Porsche wants to make money with fewer cars, and 1,900 jobs will go

CEO Michael Leiters is pushing to finalise a second cost-cutting package before the July factory break, as tariffs and a weak China bite into profits.

Written by Beau Ackx

21/06/2026

Even Porsche, the industry's profit machine, is feeling the squeeze

Porsche is tightening its belt again. CEO Michael Leiters wants to lock in a second cost-cutting package before the factory holidays in July, a plan that involves cutting 1,900 jobs and deliberately building fewer cars. His blunt summary of the new reality: "Porsche has to make money with fewer cars."

Porsche wants to make money with fewer cars, and 1,900 jobs will go

What the package involves

Leiters told the Frankfurter Allgemeine Sonntagszeitung that he expects a swift conclusion to negotiations and wants a deal with employees before the July break, stressing that Porsche staff "need clarity." The package will cut 1,900 jobs over the coming years.

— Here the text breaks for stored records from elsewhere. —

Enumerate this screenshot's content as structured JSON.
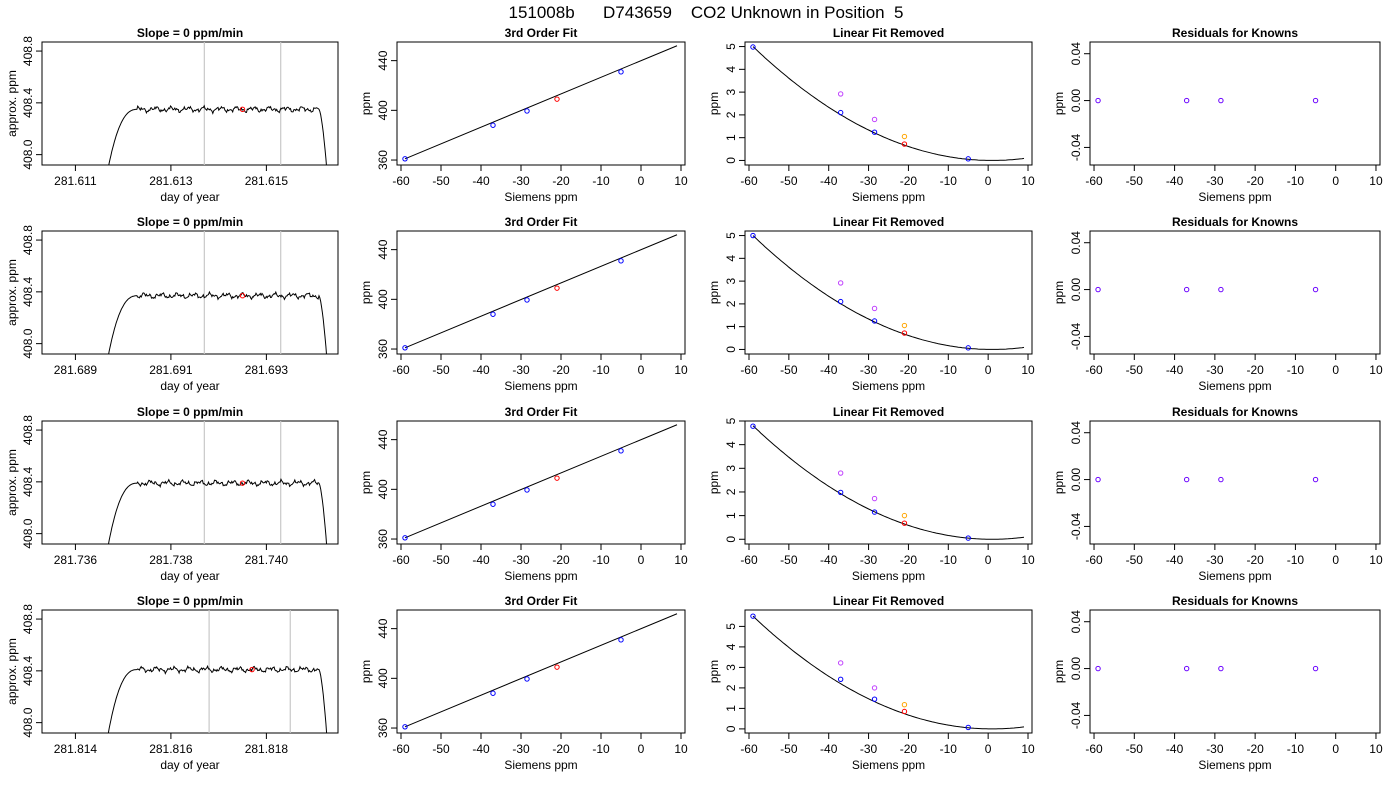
{
  "main_title": "151008b      D743659    CO2 Unknown in Position  5",
  "chart_data": [
    {
      "type": "line",
      "title": "Slope =  0  ppm/min",
      "xlabel": "day of year",
      "ylabel": "approx. ppm",
      "xlim": [
        281.6103,
        281.6165
      ],
      "ylim": [
        407.92,
        408.87
      ],
      "xticks": [
        "281.611",
        "281.613",
        "281.615"
      ],
      "xtick_values": [
        281.611,
        281.613,
        281.615
      ],
      "yticks": [
        "408.0",
        "408.4",
        "408.8"
      ],
      "ytick_values": [
        408.0,
        408.4,
        408.8
      ],
      "vlines": [
        281.6137,
        281.6153
      ],
      "baseline": 408.35,
      "onset": [
        281.6116,
        281.6123
      ],
      "offset": [
        281.6161,
        281.6163
      ],
      "marker": {
        "x": 281.6145,
        "y": 408.35,
        "color": "#ff0000"
      }
    },
    {
      "type": "line",
      "title": "3rd Order Fit",
      "xlabel": "Siemens ppm",
      "ylabel": "ppm",
      "xlim": [
        -61,
        11
      ],
      "ylim": [
        356,
        455
      ],
      "xticks": [
        "-60",
        "-50",
        "-40",
        "-30",
        "-20",
        "-10",
        "0",
        "10"
      ],
      "xtick_values": [
        -60,
        -50,
        -40,
        -30,
        -20,
        -10,
        0,
        10
      ],
      "yticks": [
        "360",
        "400",
        "440"
      ],
      "ytick_values": [
        360,
        400,
        440
      ],
      "line": {
        "x": [
          -59,
          9
        ],
        "y": [
          361,
          452
        ]
      },
      "points": [
        {
          "x": -59,
          "y": 361,
          "color": "#0000ff"
        },
        {
          "x": -37,
          "y": 388,
          "color": "#0000ff"
        },
        {
          "x": -28.5,
          "y": 399.5,
          "color": "#0000ff"
        },
        {
          "x": -21,
          "y": 409,
          "color": "#ff0000"
        },
        {
          "x": -5,
          "y": 431,
          "color": "#0000ff"
        }
      ]
    },
    {
      "type": "scatter",
      "title": "Linear Fit Removed",
      "xlabel": "Siemens ppm",
      "ylabel": "ppm",
      "xlim": [
        -61,
        11
      ],
      "ylim": [
        -0.2,
        5.2
      ],
      "xticks": [
        "-60",
        "-50",
        "-40",
        "-30",
        "-20",
        "-10",
        "0",
        "10"
      ],
      "xtick_values": [
        -60,
        -50,
        -40,
        -30,
        -20,
        -10,
        0,
        10
      ],
      "yticks": [
        "0",
        "1",
        "2",
        "3",
        "4",
        "5"
      ],
      "ytick_values": [
        0,
        1,
        2,
        3,
        4,
        5
      ],
      "curve_peak": 5.0,
      "points": [
        {
          "x": -59,
          "y": 4.98,
          "color": "#0000ff"
        },
        {
          "x": -37,
          "y": 2.1,
          "color": "#0000ff"
        },
        {
          "x": -28.5,
          "y": 1.24,
          "color": "#0000ff"
        },
        {
          "x": -5,
          "y": 0.07,
          "color": "#0000ff"
        },
        {
          "x": -37,
          "y": 2.92,
          "color": "#c040ff"
        },
        {
          "x": -28.5,
          "y": 1.8,
          "color": "#c040ff"
        },
        {
          "x": -21,
          "y": 1.05,
          "color": "#ffa500"
        },
        {
          "x": -21,
          "y": 0.72,
          "color": "#ff0000"
        }
      ]
    },
    {
      "type": "scatter",
      "title": "Residuals for Knowns",
      "xlabel": "Siemens ppm",
      "ylabel": "ppm",
      "xlim": [
        -61,
        11
      ],
      "ylim": [
        -0.055,
        0.05
      ],
      "xticks": [
        "-60",
        "-50",
        "-40",
        "-30",
        "-20",
        "-10",
        "0",
        "10"
      ],
      "xtick_values": [
        -60,
        -50,
        -40,
        -30,
        -20,
        -10,
        0,
        10
      ],
      "yticks": [
        "-0.04",
        "0.00",
        "0.04"
      ],
      "ytick_values": [
        -0.04,
        0.0,
        0.04
      ],
      "points": [
        {
          "x": -59,
          "y": 0.0,
          "color": "#6a00ff"
        },
        {
          "x": -37,
          "y": 0.0,
          "color": "#6a00ff"
        },
        {
          "x": -28.5,
          "y": 0.0,
          "color": "#6a00ff"
        },
        {
          "x": -5,
          "y": 0.0,
          "color": "#6a00ff"
        }
      ]
    },
    {
      "type": "line",
      "title": "Slope =  0  ppm/min",
      "xlabel": "day of year",
      "ylabel": "approx. ppm",
      "xlim": [
        281.6883,
        281.6945
      ],
      "ylim": [
        407.92,
        408.87
      ],
      "xticks": [
        "281.689",
        "281.691",
        "281.693"
      ],
      "xtick_values": [
        281.689,
        281.691,
        281.693
      ],
      "yticks": [
        "408.0",
        "408.4",
        "408.8"
      ],
      "ytick_values": [
        408.0,
        408.4,
        408.8
      ],
      "vlines": [
        281.6917,
        281.6933
      ],
      "baseline": 408.37,
      "onset": [
        281.6896,
        281.6903
      ],
      "offset": [
        281.6941,
        281.6943
      ],
      "marker": {
        "x": 281.6925,
        "y": 408.37,
        "color": "#ff0000"
      }
    },
    {
      "type": "line",
      "title": "3rd Order Fit",
      "xlabel": "Siemens ppm",
      "ylabel": "ppm",
      "xlim": [
        -61,
        11
      ],
      "ylim": [
        356,
        455
      ],
      "xticks": [
        "-60",
        "-50",
        "-40",
        "-30",
        "-20",
        "-10",
        "0",
        "10"
      ],
      "xtick_values": [
        -60,
        -50,
        -40,
        -30,
        -20,
        -10,
        0,
        10
      ],
      "yticks": [
        "360",
        "400",
        "440"
      ],
      "ytick_values": [
        360,
        400,
        440
      ],
      "line": {
        "x": [
          -59,
          9
        ],
        "y": [
          361,
          452
        ]
      },
      "points": [
        {
          "x": -59,
          "y": 361,
          "color": "#0000ff"
        },
        {
          "x": -37,
          "y": 388,
          "color": "#0000ff"
        },
        {
          "x": -28.5,
          "y": 399.5,
          "color": "#0000ff"
        },
        {
          "x": -21,
          "y": 409,
          "color": "#ff0000"
        },
        {
          "x": -5,
          "y": 431,
          "color": "#0000ff"
        }
      ]
    },
    {
      "type": "scatter",
      "title": "Linear Fit Removed",
      "xlabel": "Siemens ppm",
      "ylabel": "ppm",
      "xlim": [
        -61,
        11
      ],
      "ylim": [
        -0.2,
        5.2
      ],
      "xticks": [
        "-60",
        "-50",
        "-40",
        "-30",
        "-20",
        "-10",
        "0",
        "10"
      ],
      "xtick_values": [
        -60,
        -50,
        -40,
        -30,
        -20,
        -10,
        0,
        10
      ],
      "yticks": [
        "0",
        "1",
        "2",
        "3",
        "4",
        "5"
      ],
      "ytick_values": [
        0,
        1,
        2,
        3,
        4,
        5
      ],
      "curve_peak": 5.0,
      "points": [
        {
          "x": -59,
          "y": 5.0,
          "color": "#0000ff"
        },
        {
          "x": -37,
          "y": 2.1,
          "color": "#0000ff"
        },
        {
          "x": -28.5,
          "y": 1.25,
          "color": "#0000ff"
        },
        {
          "x": -5,
          "y": 0.07,
          "color": "#0000ff"
        },
        {
          "x": -37,
          "y": 2.92,
          "color": "#c040ff"
        },
        {
          "x": -28.5,
          "y": 1.8,
          "color": "#c040ff"
        },
        {
          "x": -21,
          "y": 1.05,
          "color": "#ffa500"
        },
        {
          "x": -21,
          "y": 0.72,
          "color": "#ff0000"
        }
      ]
    },
    {
      "type": "scatter",
      "title": "Residuals for Knowns",
      "xlabel": "Siemens ppm",
      "ylabel": "ppm",
      "xlim": [
        -61,
        11
      ],
      "ylim": [
        -0.055,
        0.05
      ],
      "xticks": [
        "-60",
        "-50",
        "-40",
        "-30",
        "-20",
        "-10",
        "0",
        "10"
      ],
      "xtick_values": [
        -60,
        -50,
        -40,
        -30,
        -20,
        -10,
        0,
        10
      ],
      "yticks": [
        "-0.04",
        "0.00",
        "0.04"
      ],
      "ytick_values": [
        -0.04,
        0.0,
        0.04
      ],
      "points": [
        {
          "x": -59,
          "y": 0.0,
          "color": "#6a00ff"
        },
        {
          "x": -37,
          "y": 0.0,
          "color": "#6a00ff"
        },
        {
          "x": -28.5,
          "y": 0.0,
          "color": "#6a00ff"
        },
        {
          "x": -5,
          "y": 0.0,
          "color": "#6a00ff"
        }
      ]
    },
    {
      "type": "line",
      "title": "Slope =  0  ppm/min",
      "xlabel": "day of year",
      "ylabel": "approx. ppm",
      "xlim": [
        281.7353,
        281.7415
      ],
      "ylim": [
        407.92,
        408.87
      ],
      "xticks": [
        "281.736",
        "281.738",
        "281.740"
      ],
      "xtick_values": [
        281.736,
        281.738,
        281.74
      ],
      "yticks": [
        "408.0",
        "408.4",
        "408.8"
      ],
      "ytick_values": [
        408.0,
        408.4,
        408.8
      ],
      "vlines": [
        281.7387,
        281.7403
      ],
      "baseline": 408.39,
      "onset": [
        281.7366,
        281.7373
      ],
      "offset": [
        281.7411,
        281.7413
      ],
      "marker": {
        "x": 281.7395,
        "y": 408.39,
        "color": "#ff0000"
      }
    },
    {
      "type": "line",
      "title": "3rd Order Fit",
      "xlabel": "Siemens ppm",
      "ylabel": "ppm",
      "xlim": [
        -61,
        11
      ],
      "ylim": [
        356,
        455
      ],
      "xticks": [
        "-60",
        "-50",
        "-40",
        "-30",
        "-20",
        "-10",
        "0",
        "10"
      ],
      "xtick_values": [
        -60,
        -50,
        -40,
        -30,
        -20,
        -10,
        0,
        10
      ],
      "yticks": [
        "360",
        "400",
        "440"
      ],
      "ytick_values": [
        360,
        400,
        440
      ],
      "line": {
        "x": [
          -59,
          9
        ],
        "y": [
          361,
          452
        ]
      },
      "points": [
        {
          "x": -59,
          "y": 361,
          "color": "#0000ff"
        },
        {
          "x": -37,
          "y": 388,
          "color": "#0000ff"
        },
        {
          "x": -28.5,
          "y": 399.5,
          "color": "#0000ff"
        },
        {
          "x": -21,
          "y": 409,
          "color": "#ff0000"
        },
        {
          "x": -5,
          "y": 431,
          "color": "#0000ff"
        }
      ]
    },
    {
      "type": "scatter",
      "title": "Linear Fit Removed",
      "xlabel": "Siemens ppm",
      "ylabel": "ppm",
      "xlim": [
        -61,
        11
      ],
      "ylim": [
        -0.2,
        5.0
      ],
      "xticks": [
        "-60",
        "-50",
        "-40",
        "-30",
        "-20",
        "-10",
        "0",
        "10"
      ],
      "xtick_values": [
        -60,
        -50,
        -40,
        -30,
        -20,
        -10,
        0,
        10
      ],
      "yticks": [
        "0",
        "1",
        "2",
        "3",
        "4",
        "5"
      ],
      "ytick_values": [
        0,
        1,
        2,
        3,
        4,
        5
      ],
      "curve_peak": 4.8,
      "points": [
        {
          "x": -59,
          "y": 4.78,
          "color": "#0000ff"
        },
        {
          "x": -37,
          "y": 1.98,
          "color": "#0000ff"
        },
        {
          "x": -28.5,
          "y": 1.15,
          "color": "#0000ff"
        },
        {
          "x": -5,
          "y": 0.05,
          "color": "#0000ff"
        },
        {
          "x": -37,
          "y": 2.8,
          "color": "#c040ff"
        },
        {
          "x": -28.5,
          "y": 1.72,
          "color": "#c040ff"
        },
        {
          "x": -21,
          "y": 1.0,
          "color": "#ffa500"
        },
        {
          "x": -21,
          "y": 0.68,
          "color": "#ff0000"
        }
      ]
    },
    {
      "type": "scatter",
      "title": "Residuals for Knowns",
      "xlabel": "Siemens ppm",
      "ylabel": "ppm",
      "xlim": [
        -61,
        11
      ],
      "ylim": [
        -0.055,
        0.05
      ],
      "xticks": [
        "-60",
        "-50",
        "-40",
        "-30",
        "-20",
        "-10",
        "0",
        "10"
      ],
      "xtick_values": [
        -60,
        -50,
        -40,
        -30,
        -20,
        -10,
        0,
        10
      ],
      "yticks": [
        "-0.04",
        "0.00",
        "0.04"
      ],
      "ytick_values": [
        -0.04,
        0.0,
        0.04
      ],
      "points": [
        {
          "x": -59,
          "y": 0.0,
          "color": "#6a00ff"
        },
        {
          "x": -37,
          "y": 0.0,
          "color": "#6a00ff"
        },
        {
          "x": -28.5,
          "y": 0.0,
          "color": "#6a00ff"
        },
        {
          "x": -5,
          "y": 0.0,
          "color": "#6a00ff"
        }
      ]
    },
    {
      "type": "line",
      "title": "Slope =  0  ppm/min",
      "xlabel": "day of year",
      "ylabel": "approx. ppm",
      "xlim": [
        281.8133,
        281.8195
      ],
      "ylim": [
        407.92,
        408.87
      ],
      "xticks": [
        "281.814",
        "281.816",
        "281.818"
      ],
      "xtick_values": [
        281.814,
        281.816,
        281.818
      ],
      "yticks": [
        "408.0",
        "408.4",
        "408.8"
      ],
      "ytick_values": [
        408.0,
        408.4,
        408.8
      ],
      "vlines": [
        281.8168,
        281.8185
      ],
      "baseline": 408.41,
      "onset": [
        281.8146,
        281.8153
      ],
      "offset": [
        281.8191,
        281.8193
      ],
      "marker": {
        "x": 281.8177,
        "y": 408.41,
        "color": "#ff0000"
      }
    },
    {
      "type": "line",
      "title": "3rd Order Fit",
      "xlabel": "Siemens ppm",
      "ylabel": "ppm",
      "xlim": [
        -61,
        11
      ],
      "ylim": [
        356,
        455
      ],
      "xticks": [
        "-60",
        "-50",
        "-40",
        "-30",
        "-20",
        "-10",
        "0",
        "10"
      ],
      "xtick_values": [
        -60,
        -50,
        -40,
        -30,
        -20,
        -10,
        0,
        10
      ],
      "yticks": [
        "360",
        "400",
        "440"
      ],
      "ytick_values": [
        360,
        400,
        440
      ],
      "line": {
        "x": [
          -59,
          9
        ],
        "y": [
          361,
          452
        ]
      },
      "points": [
        {
          "x": -59,
          "y": 361,
          "color": "#0000ff"
        },
        {
          "x": -37,
          "y": 388,
          "color": "#0000ff"
        },
        {
          "x": -28.5,
          "y": 399.5,
          "color": "#0000ff"
        },
        {
          "x": -21,
          "y": 409,
          "color": "#ff0000"
        },
        {
          "x": -5,
          "y": 431,
          "color": "#0000ff"
        }
      ]
    },
    {
      "type": "scatter",
      "title": "Linear Fit Removed",
      "xlabel": "Siemens ppm",
      "ylabel": "ppm",
      "xlim": [
        -61,
        11
      ],
      "ylim": [
        -0.2,
        5.8
      ],
      "xticks": [
        "-60",
        "-50",
        "-40",
        "-30",
        "-20",
        "-10",
        "0",
        "10"
      ],
      "xtick_values": [
        -60,
        -50,
        -40,
        -30,
        -20,
        -10,
        0,
        10
      ],
      "yticks": [
        "0",
        "1",
        "2",
        "3",
        "4",
        "5"
      ],
      "ytick_values": [
        0,
        1,
        2,
        3,
        4,
        5
      ],
      "curve_peak": 5.5,
      "points": [
        {
          "x": -59,
          "y": 5.5,
          "color": "#0000ff"
        },
        {
          "x": -37,
          "y": 2.42,
          "color": "#0000ff"
        },
        {
          "x": -28.5,
          "y": 1.45,
          "color": "#0000ff"
        },
        {
          "x": -5,
          "y": 0.07,
          "color": "#0000ff"
        },
        {
          "x": -37,
          "y": 3.22,
          "color": "#c040ff"
        },
        {
          "x": -28.5,
          "y": 2.0,
          "color": "#c040ff"
        },
        {
          "x": -21,
          "y": 1.18,
          "color": "#ffa500"
        },
        {
          "x": -21,
          "y": 0.85,
          "color": "#ff0000"
        }
      ]
    },
    {
      "type": "scatter",
      "title": "Residuals for Knowns",
      "xlabel": "Siemens ppm",
      "ylabel": "ppm",
      "xlim": [
        -61,
        11
      ],
      "ylim": [
        -0.055,
        0.05
      ],
      "xticks": [
        "-60",
        "-50",
        "-40",
        "-30",
        "-20",
        "-10",
        "0",
        "10"
      ],
      "xtick_values": [
        -60,
        -50,
        -40,
        -30,
        -20,
        -10,
        0,
        10
      ],
      "yticks": [
        "-0.04",
        "0.00",
        "0.04"
      ],
      "ytick_values": [
        -0.04,
        0.0,
        0.04
      ],
      "points": [
        {
          "x": -59,
          "y": 0.0,
          "color": "#6a00ff"
        },
        {
          "x": -37,
          "y": 0.0,
          "color": "#6a00ff"
        },
        {
          "x": -28.5,
          "y": 0.0,
          "color": "#6a00ff"
        },
        {
          "x": -5,
          "y": 0.0,
          "color": "#6a00ff"
        }
      ]
    }
  ]
}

That follows the 2,000 temporary workers Porsche already let go last year, meaning the workforce reductions are now substantial. Production will be set below the roughly 280,000 cars the company sold previously, a deliberate move to align supply with softer demand.

Why Porsche is under pressure

The squeeze comes from several directions at once. Profits eroded in the first quarter of 2026, hit by tariffs and broader geopolitical turmoil, while demand has softened in key markets, China in particular. Porsche has leaned heavily on the Chinese market for years, so weakness there hurts. Add gaps in the model lineup during a period of transition, and the case for restructuring becomes clear.

Closer ties with Audi, and the 718 survives

Part of the savings will come from deeper cooperation with sister brand Audi, sharing development and platform costs to reduce duplication within the Volkswagen Group. There is good news among the cuts, too: the entry-level 718 series will continue despite the restructuring, so the smallest, most accessible Porsche sports car is not a casualty of the belt-tightening.

AutoNext Take

There is a pattern emerging across the luxury end of the industry: build fewer cars, protect the margin. The crucial difference is that Aston Martin is choosing scarcity as a strategy, while Porsche is being forced into it by tariffs and a cooling China. That is a more worrying place to be, because cutting 1,900 jobs is a defensive move, not a confident one. The reassuring detail is that the 718 survives, which signals Porsche still understands that its accessible sports cars are part of what makes the brand special. Make money with fewer cars by all means, just not by quietly becoming a smaller, blander company in the process.